Blogging and money
Because it needs to be said.
I can't tell you how many amazing offers I've had to write for outlets that follow it up with, "well, we don't pay."
And at this point, I have to turn them down. Because I have to eat.
I am tired of having to explain this to people. I am tired of having my economic situation be shocking to people who should know better. I am not rich. My family is decently well-off, but I'm almost 30 and they certainly can't afford to support me.
Writing is work. It is work that I've devoted years of my life to doing, to getting better at, and in fact it is bothering me that this piece is not going to be as good as it should be, because I'm angry and I just have to get it out.
Blogging isn't journalism. For a lot of us, blogging is what we do because we have to, because we have to get all these thoughts out and this anger out. There's a reason the liberal blogosphere exploded in the Bush years: because we were all so angry, so sad, and so isolated, often. The blogosphere was a community.
But real journalism, real investigative pieces like this one or this one or these, takes money. It takes more than a few minutes pissed off on my couch. Crowdsourcing and the like will never replace it, because it requires an investment of time and energy, passion and research, real hard work. And the people who do it need to eat the same as I do.

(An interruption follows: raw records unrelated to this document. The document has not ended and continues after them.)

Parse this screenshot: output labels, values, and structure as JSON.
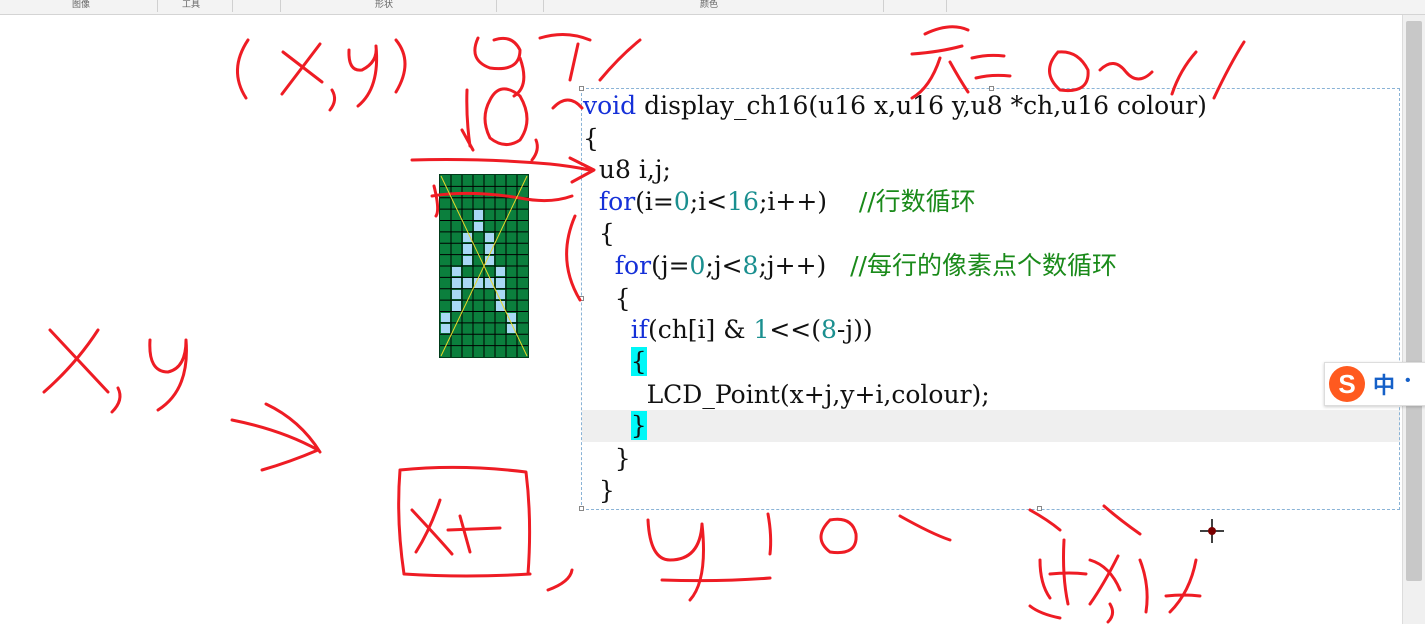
{
  "ribbon": {
    "groups": [
      "图像",
      "工具",
      "形状",
      "颜色"
    ]
  },
  "code": {
    "lines": [
      {
        "indent": "",
        "parts": [
          {
            "t": "void",
            "c": "kw"
          },
          {
            "t": " display_ch16(u16 x,u16 y,u8 *ch,u16 colour)",
            "c": ""
          }
        ]
      },
      {
        "indent": "",
        "parts": [
          {
            "t": "{",
            "c": ""
          }
        ]
      },
      {
        "indent": "  ",
        "parts": [
          {
            "t": "u8 i,j;",
            "c": ""
          }
        ]
      },
      {
        "indent": "  ",
        "parts": [
          {
            "t": "for",
            "c": "kw"
          },
          {
            "t": "(i=",
            "c": ""
          },
          {
            "t": "0",
            "c": "num"
          },
          {
            "t": ";i<",
            "c": ""
          },
          {
            "t": "16",
            "c": "num"
          },
          {
            "t": ";i++)    ",
            "c": ""
          },
          {
            "t": "//行数循环",
            "c": "cmt"
          }
        ]
      },
      {
        "indent": "  ",
        "parts": [
          {
            "t": "{",
            "c": ""
          }
        ]
      },
      {
        "indent": "    ",
        "parts": [
          {
            "t": "for",
            "c": "kw"
          },
          {
            "t": "(j=",
            "c": ""
          },
          {
            "t": "0",
            "c": "num"
          },
          {
            "t": ";j<",
            "c": ""
          },
          {
            "t": "8",
            "c": "num"
          },
          {
            "t": ";j++)   ",
            "c": ""
          },
          {
            "t": "//每行的像素点个数循环",
            "c": "cmt"
          }
        ]
      },
      {
        "indent": "    ",
        "parts": [
          {
            "t": "{",
            "c": ""
          }
        ]
      },
      {
        "indent": "      ",
        "parts": [
          {
            "t": "if",
            "c": "kw"
          },
          {
            "t": "(ch[i] & ",
            "c": ""
          },
          {
            "t": "1",
            "c": "num"
          },
          {
            "t": "<<(",
            "c": ""
          },
          {
            "t": "8",
            "c": "num"
          },
          {
            "t": "-j))",
            "c": ""
          }
        ]
      },
      {
        "indent": "      ",
        "parts": [
          {
            "t": "{",
            "c": "brace-hl"
          }
        ]
      },
      {
        "indent": "        ",
        "parts": [
          {
            "t": "LCD_Point(x+j,y+i,colour);",
            "c": ""
          }
        ]
      },
      {
        "indent": "      ",
        "parts": [
          {
            "t": "}",
            "c": "brace-hl"
          }
        ]
      },
      {
        "indent": "    ",
        "parts": [
          {
            "t": "}",
            "c": ""
          }
        ]
      },
      {
        "indent": "  ",
        "parts": [
          {
            "t": "}",
            "c": ""
          }
        ]
      }
    ]
  },
  "pixel_char": {
    "cols": 8,
    "rows": 16,
    "on_rows": [
      [],
      [],
      [],
      [
        3
      ],
      [
        3
      ],
      [
        2,
        4
      ],
      [
        2,
        4
      ],
      [
        2,
        4
      ],
      [
        1,
        5
      ],
      [
        1,
        2,
        3,
        4,
        5
      ],
      [
        1,
        5
      ],
      [
        1,
        5
      ],
      [
        0,
        6
      ],
      [
        0,
        6
      ],
      [],
      []
    ]
  },
  "ime": {
    "logo": "S",
    "mode": "中",
    "extra": "•"
  },
  "colors": {
    "keyword": "#1530d8",
    "number": "#1a8f8f",
    "comment": "#1a8a1a",
    "ink": "#ee1c24",
    "grid_bg": "#0b7f3d",
    "pixel_on": "#a9d8f5",
    "brace_highlight": "#00f7f7"
  }
}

None of us, people like me who believe passionately in journalism, are planning to do it to get rich. Just like we didn't start blogging to make money, contrary to recent idiots' statements about blogs being a business. Because let's face it, blogs don't make money. The things that make money are sites like the Huffington Post, which I won't read partly because it's friggin' annoying, but partly because they don't pay their writers. And I'm tired of it.
I knocked this post out in 20 minutes, start to finish. I wrote a paid piece that took me probably 15-20 hours over the course of several days to report, write, stress over and edit, because I did individual interviews, background research--and still, that wasn't the kind of reporting I want to do.
News isn't dying--the existence of the blogosphere is proof of that. The problem is that actual reporting is dying and being replaced by commentary, whether that be pundits like Pat racist asshole Buchanan getting paid to sit on their pasty white asses and bloviate about topics about which they know nothing (like a recent commenter at Obsidian Wings noted) or bloggers who feel compelled to respond to each individual news story (and I'm as guilty as the rest of us).
Or it's being replaced by so-called citizen journalism, which is great as a democratizing influence and to get the few overpaid assholes in the pundit class humble, but has huge gaping holes because it relies once again on self-motivating people. Do you think the woman in that Mother Jones story I linked above has the time or the resources or anything else to be doing "citizen journalism" and telling her own story? No. She's more worried, once again, about whether or not she can eat.
So I'm sorry, but I am not going to write for free for your blog or your website, no matter whether we're friends or you have more traffic than me or whatever. I love Alterdestiny and I'm not going anywhere, and I value and treasure the blogosphere and what it's given me and done to shape my opinions over the past four or five years.
That whole "blogosphere as digital colonialism" pseudo-intellectual condescending drivel can eff right off, but there was one valid point to it and it's that there is still a very real economic barrier to this shit. I have to eat, and so I don't have time to spend running around the blogosphere dropping links and getting my name out there, and so the name that I so desperately need to build if I'm going to ever make a living as a writer--the ONLY thing I've ever really wanted to do--it goes largely unknown. And there are people who have far less free time and access than I do, with my grad assistantship and my new Mac laptop.
And so. I don't have any solutions. I wish I did, but if I had 'em, I wouldn't have to write this in the first damn place.